これも数字だけ見ると小さいですが、「座りっぱなしを中断する行動」として考えれば健康への効果もそれなりに大きいです。

ハンドドリップコーヒー:約20〜30kcal

ハンドドリップコーヒー

コーヒーを豆から挽き、ハンドドリップで丁寧に淹れる豊かな時間。(偏見)

これも、豆を挽く、お湯を注ぐ、などの活動が続きます。

20分ほど時間をかければ、20〜30kcal程度。

インスタントコーヒーを淹れるよりは、確実に活動量が増えています。

常備菜づくり:1時間で約100〜150kcal

常備菜作り

もちろん休日には常備菜を作ります。(偏見)

料理全般に言えることですが、キッチンでは長時間立った状態での作業が基本になるため、姿勢維持に関わる抗重力筋が使われます。

掃除:80kcal〜120kcal

ミニマルな部屋

「丁寧な暮らし」は、本当に必要な最小限のモノだけの「ミニマルな部屋」の中で行われます。(偏見)

床にモノが少なく、家具は木製、淡色系でまとめられた清潔感のある部屋。それは即ち「掃除したくなる部屋」。

丁寧な掃除はかなりの身体運動になります。

掃除機・モップがけ:30分で約80〜120kcal

寝具の洗濯:20分で約70〜100kcal

風呂掃除:20分で約60〜90kcal

さらに、自炊中心になると、

  • 外食が減る
  • 食事内容を管理しやすい
  • 栄養バランスが整いやすい

という副次効果も大きいです。

1日トータルではどれくらい違う?

例えば、

  • 朝掃除:100kcal
  • 料理:120kcal
  • 洗濯・片付け:80kcal
  • 植物の世話:15kcal
  • 立ち作業や移動:100kcal

合計すると、NEATだけで300〜400kcal近く差が出ることもあります。

これは軽いジョギング並み。

もちろん個人差はありますが、普段運動をしていなさそうに見えて太りにくい人は、こうした生活強度が高い場合が多いのです。

「#丁寧な暮らし」で原点回帰

結局、なぜ丁寧な暮らしがカロリーを消費するかというと、それは「立つ機会が多い」から。

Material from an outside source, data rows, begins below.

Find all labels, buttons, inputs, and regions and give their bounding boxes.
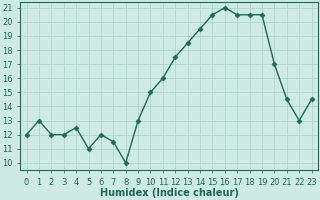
- X-axis label: Humidex (Indice chaleur): Humidex (Indice chaleur): [100, 188, 238, 198]
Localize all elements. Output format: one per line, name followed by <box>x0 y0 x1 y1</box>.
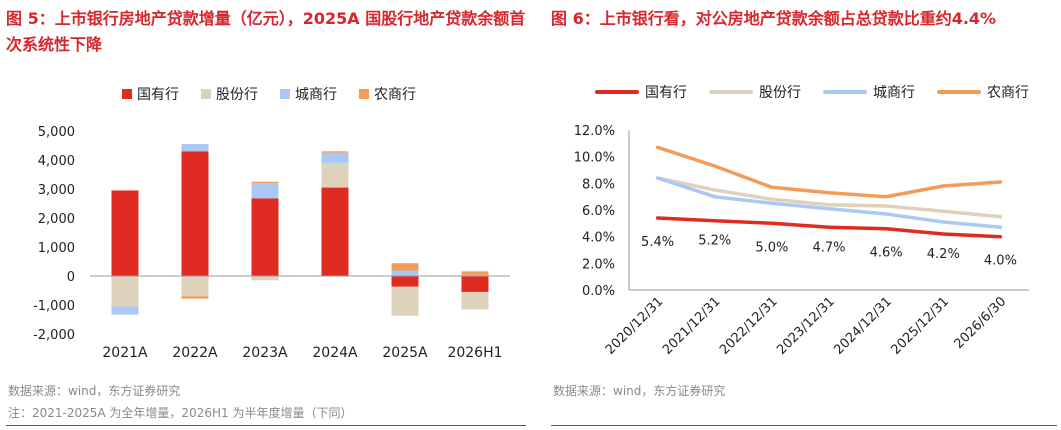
series-line-1 <box>655 216 1003 239</box>
bar-segment <box>461 276 489 292</box>
bar-segment <box>111 190 139 276</box>
left-source: 数据来源：wind，东方证券研究 <box>8 384 181 398</box>
legend-label-3: 城商行 <box>873 85 915 101</box>
x-tick-label: 2023A <box>242 345 288 361</box>
x-tick-label: 2022A <box>172 345 218 361</box>
bar-segment <box>461 291 489 310</box>
x-tick-label: 2024/12/31 <box>831 294 895 358</box>
y-tick-label: 12.0% <box>574 124 615 139</box>
y-tick-label: 6.0% <box>582 204 615 219</box>
right-chart-title: 图 6：上市银行看，对公房地产贷款余额占总贷款比重约4.4% <box>551 9 997 28</box>
y-tick-label: 3,000 <box>38 183 75 198</box>
bar-segment <box>111 306 139 315</box>
data-label: 4.6% <box>870 246 903 261</box>
x-tick-label: 2025A <box>382 345 428 361</box>
legend-label-4: 农商行 <box>987 85 1029 101</box>
bar-segment <box>461 274 489 276</box>
bar-segment <box>181 296 209 299</box>
legend-label-1: 国有行 <box>137 87 179 103</box>
y-tick-label: -1,000 <box>33 299 75 314</box>
series-line-4 <box>655 145 1003 199</box>
x-tick-label: 2026H1 <box>447 345 502 361</box>
y-tick-label: 2.0% <box>582 257 615 272</box>
y-tick-label: 1,000 <box>38 241 75 256</box>
right-source: 数据来源：wind，东方证券研究 <box>553 384 726 398</box>
legend-label-2: 股份行 <box>759 85 801 101</box>
y-tick-label: 2,000 <box>38 212 75 227</box>
x-tick-label: 2023/12/31 <box>774 294 838 358</box>
data-label: 5.4% <box>641 235 674 250</box>
x-tick-label: 2024A <box>312 345 358 361</box>
data-label: 5.0% <box>755 240 788 255</box>
bar-segment <box>181 276 209 297</box>
x-tick-label: 2025/12/31 <box>889 294 953 358</box>
left-bottom-rule <box>6 425 526 426</box>
series-line-2 <box>655 176 1003 219</box>
legend-swatch-3 <box>280 89 290 99</box>
x-tick-label: 2026/6/30 <box>952 294 1010 352</box>
bar-segment <box>111 276 139 307</box>
y-tick-label: 5,000 <box>38 125 75 140</box>
y-tick-label: 0 <box>67 270 75 285</box>
x-tick-label: 2021/12/31 <box>660 294 724 358</box>
bar-segment <box>251 183 279 199</box>
bar-segment <box>321 162 349 188</box>
y-tick-label: -2,000 <box>33 328 75 343</box>
bar-segment <box>321 151 349 153</box>
series-line-3 <box>655 176 1003 230</box>
legend-swatch-4 <box>359 89 369 99</box>
bar-segment <box>321 152 349 163</box>
data-label: 4.2% <box>927 247 960 262</box>
data-label: 4.7% <box>812 240 845 255</box>
right-bottom-rule <box>551 425 1057 426</box>
x-tick-label: 2020/12/31 <box>603 294 667 358</box>
left-chart-title: 图 5：上市银行房地产贷款增量（亿元），2025A 国股行地产贷款余额首次系统性… <box>6 9 526 54</box>
bar-segment <box>251 181 279 184</box>
bar-segment <box>251 276 279 281</box>
bar-segment <box>251 198 279 276</box>
y-tick-label: 10.0% <box>574 151 615 166</box>
line-chart: 国有行 股份行 城商行 农商行 12.0% 10.0% 8.0% 6.0% 4.0% 2.0% 0.… <box>574 85 1029 358</box>
legend-swatch-1 <box>122 89 132 99</box>
left-note: 注：2021-2025A 为全年增量，2026H1 为半年度增量（下同） <box>8 406 353 420</box>
y-tick-label: 8.0% <box>582 177 615 192</box>
bar-segment <box>181 151 209 276</box>
legend-label-4: 农商行 <box>374 87 416 103</box>
y-tick-label: 4,000 <box>38 154 75 169</box>
bar-segment <box>391 263 419 271</box>
legend-swatch-2 <box>201 89 211 99</box>
bar-segment <box>391 276 419 287</box>
legend-label-3: 城商行 <box>295 87 337 103</box>
x-tick-label: 2022/12/31 <box>717 294 781 358</box>
right-panel: 图 6：上市银行看，对公房地产贷款余额占总贷款比重约4.4% 国有行 股份行 城商行… <box>545 0 1061 430</box>
y-tick-label: 4.0% <box>582 231 615 246</box>
bar-segment <box>321 187 349 276</box>
legend-label-2: 股份行 <box>216 87 258 103</box>
bar-segment <box>391 270 419 276</box>
bar-segment <box>181 144 209 152</box>
left-panel: 图 5：上市银行房地产贷款增量（亿元），2025A 国股行地产贷款余额首次系统性… <box>0 0 530 430</box>
data-label: 5.2% <box>698 234 731 249</box>
y-tick-label: 0.0% <box>582 284 615 299</box>
bar-segment <box>391 286 419 316</box>
x-tick-label: 2021A <box>102 345 148 361</box>
legend-label-1: 国有行 <box>645 85 687 101</box>
bar-segment <box>461 271 489 275</box>
stacked-bar-chart: 国有行 股份行 城商行 农商行 5,000 4,000 3,000 2,000 1,000 0 -1… <box>33 87 510 361</box>
data-label: 4.0% <box>984 254 1017 269</box>
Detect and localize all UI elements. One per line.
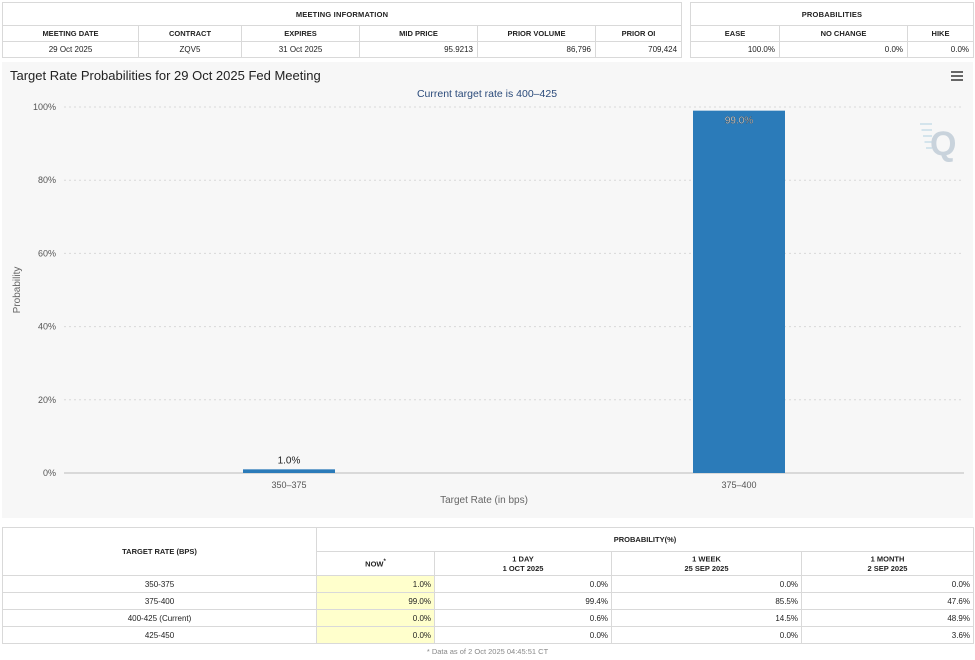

逆に、現代人のカロリー消費が少ない理由の一つは、“座りっぱなし”です。しかも長時間の座りっぱなしは血流低下や筋力低下にもつながり、そもそも健康的でないのです。

現代人が失った「立つこと」や「手間をかけること」を毎日繰り返す丁寧な暮らしは、ある意味少しだけ人類の原点に回帰するライフスタイルなのかもしれません。